Under the ruling, an interpretation of the 40-year-old Clean Air Act, the Utah Division of Air Quality must rewrite rules governing the state's most egregious polluters. These companies, about a dozen, will have to meet new permitting standards for emissions of CO2, methane, nitrous oxide, hydrofluorocarbons, perfluorocarbons and sulfur hexafluoride, and the state will adopt new monitoring systems.

Because Utah has rightly adopted an EPA "tailoring rule," only the worst emitters will be monitored for greenhouse gases. The rule changes the permitting trigger from 100 tons of emissions annually to a whopping 100,000 tons each year.

That means only 15,550 permits will be required nationwide, instead of 6 million.

We believe more polluting businesses should come under the new rule. The United States produces far more pollution per capita than most of the rest of the world, potentially leading the way to environmental catastrophe.

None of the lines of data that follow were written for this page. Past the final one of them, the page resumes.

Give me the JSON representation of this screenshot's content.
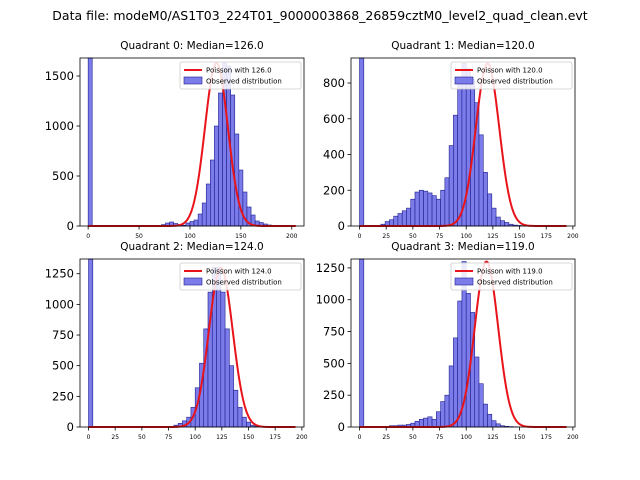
{
  "figure_title": "Data file: modeM0/AS1T03_224T01_9000003868_26859cztM0_level2_quad_clean.evt",
  "colors": {
    "hist_fill": "#7b7bea",
    "hist_edge": "#1f1f8f",
    "curve": "#e8141a",
    "background": "#ffffff"
  },
  "chart_data": [
    {
      "type": "bar",
      "title": "Quadrant 0: Median=126.0",
      "xlim": [
        -8,
        212
      ],
      "ylim": [
        0,
        1680
      ],
      "xticks": [
        0,
        50,
        100,
        150,
        200
      ],
      "xtick_labels": [
        "0",
        "50",
        "100",
        "150",
        "200"
      ],
      "yticks": [
        0,
        500,
        1000,
        1500
      ],
      "ytick_labels": [
        "0",
        "500",
        "1000",
        "1500"
      ],
      "bin_width": 4,
      "spike_bin_start": 0,
      "legend": [
        "Poisson with 126.0",
        "Observed distribution"
      ],
      "legend_position": "top-right",
      "poisson_mean": 126.0,
      "counts": [
        1680,
        0,
        0,
        0,
        0,
        0,
        0,
        0,
        0,
        0,
        0,
        0,
        0,
        0,
        0,
        0,
        2,
        6,
        14,
        30,
        40,
        25,
        15,
        8,
        30,
        45,
        60,
        120,
        230,
        420,
        660,
        1000,
        1330,
        1630,
        1600,
        1310,
        920,
        560,
        340,
        190,
        110,
        50,
        35,
        20,
        10,
        5,
        3,
        2,
        1,
        0,
        0,
        0
      ]
    },
    {
      "type": "bar",
      "title": "Quadrant 1: Median=120.0",
      "xlim": [
        -8,
        202
      ],
      "ylim": [
        0,
        940
      ],
      "xticks": [
        0,
        25,
        50,
        75,
        100,
        125,
        150,
        175,
        200
      ],
      "xtick_labels": [
        "0",
        "25",
        "50",
        "75",
        "100",
        "125",
        "150",
        "175",
        "200"
      ],
      "yticks": [
        0,
        200,
        400,
        600,
        800
      ],
      "ytick_labels": [
        "0",
        "200",
        "400",
        "600",
        "800"
      ],
      "bin_width": 4,
      "spike_bin_start": 0,
      "legend": [
        "Poisson with 120.0",
        "Observed distribution"
      ],
      "legend_position": "top-right",
      "poisson_mean": 120.0,
      "counts": [
        940,
        0,
        0,
        0,
        0,
        10,
        25,
        35,
        55,
        70,
        85,
        100,
        150,
        190,
        200,
        195,
        185,
        170,
        150,
        200,
        270,
        450,
        620,
        800,
        910,
        880,
        820,
        690,
        510,
        300,
        180,
        100,
        50,
        30,
        20,
        10,
        5,
        3,
        1,
        0
      ]
    },
    {
      "type": "bar",
      "title": "Quadrant 2: Median=124.0",
      "xlim": [
        -8,
        202
      ],
      "ylim": [
        0,
        1370
      ],
      "xticks": [
        0,
        25,
        50,
        75,
        100,
        125,
        150,
        175,
        200
      ],
      "xtick_labels": [
        "0",
        "25",
        "50",
        "75",
        "100",
        "125",
        "150",
        "175",
        "200"
      ],
      "yticks": [
        0,
        250,
        500,
        750,
        1000,
        1250
      ],
      "ytick_labels": [
        "0",
        "250",
        "500",
        "750",
        "1000",
        "1250"
      ],
      "bin_width": 4,
      "spike_bin_start": 0,
      "legend": [
        "Poisson with 124.0",
        "Observed distribution"
      ],
      "legend_position": "top-right",
      "poisson_mean": 124.0,
      "counts": [
        1370,
        0,
        0,
        0,
        0,
        0,
        0,
        0,
        0,
        0,
        0,
        0,
        0,
        0,
        0,
        0,
        0,
        0,
        0,
        0,
        15,
        30,
        50,
        80,
        160,
        320,
        520,
        800,
        1100,
        1300,
        1300,
        1100,
        800,
        500,
        300,
        160,
        80,
        40,
        15,
        5,
        0
      ]
    },
    {
      "type": "bar",
      "title": "Quadrant 3: Median=119.0",
      "xlim": [
        -8,
        202
      ],
      "ylim": [
        0,
        1320
      ],
      "xticks": [
        0,
        25,
        50,
        75,
        100,
        125,
        150,
        175,
        200
      ],
      "xtick_labels": [
        "0",
        "25",
        "50",
        "75",
        "100",
        "125",
        "150",
        "175",
        "200"
      ],
      "yticks": [
        0,
        250,
        500,
        750,
        1000,
        1250
      ],
      "ytick_labels": [
        "0",
        "250",
        "500",
        "750",
        "1000",
        "1250"
      ],
      "bin_width": 4,
      "spike_bin_start": 0,
      "legend": [
        "Poisson with 119.0",
        "Observed distribution"
      ],
      "legend_position": "top-right",
      "poisson_mean": 119.0,
      "counts": [
        1320,
        0,
        0,
        0,
        0,
        5,
        5,
        10,
        10,
        15,
        15,
        20,
        30,
        45,
        60,
        70,
        80,
        60,
        120,
        200,
        250,
        480,
        700,
        990,
        1300,
        1050,
        900,
        550,
        340,
        180,
        100,
        50,
        25,
        10,
        5,
        3,
        1,
        0,
        0,
        0
      ]
    }
  ]
}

Already the polar and Greenland ice caps are shrinking at an incredibly rapid rate, sea temperatures and sea levels are rising, ecosystems are being altered and species disappearing.

Nevertheless, some states and business organizations unreasonably refuse to follow the new rule and say they won't try to limit greenhouse gas emissions. Failing to adopt the tailoring rule would put many more businesses in violation of the federal law. Fortunately, Utah is not one of those digging in their heels to protest the new permitting requirements.

And it's interesting to note that no Utah business has complained. About half of those affected already are required to have permits under the Clean Air Act for other types of pollutants and now will have to add greenhouse gases. Obviously, they can see that pollution reductions are inevitable, one way or another. If Congress were to pass legislation limiting carbon emissions nationwide, as it should, such limits would become part of the cost of doing business in this country.

The EPA is trying to give states time to clean up their business communities through the tailoring rule. But the planet is running out of time. Stricter enforcement of the court ruling should not be delayed too long.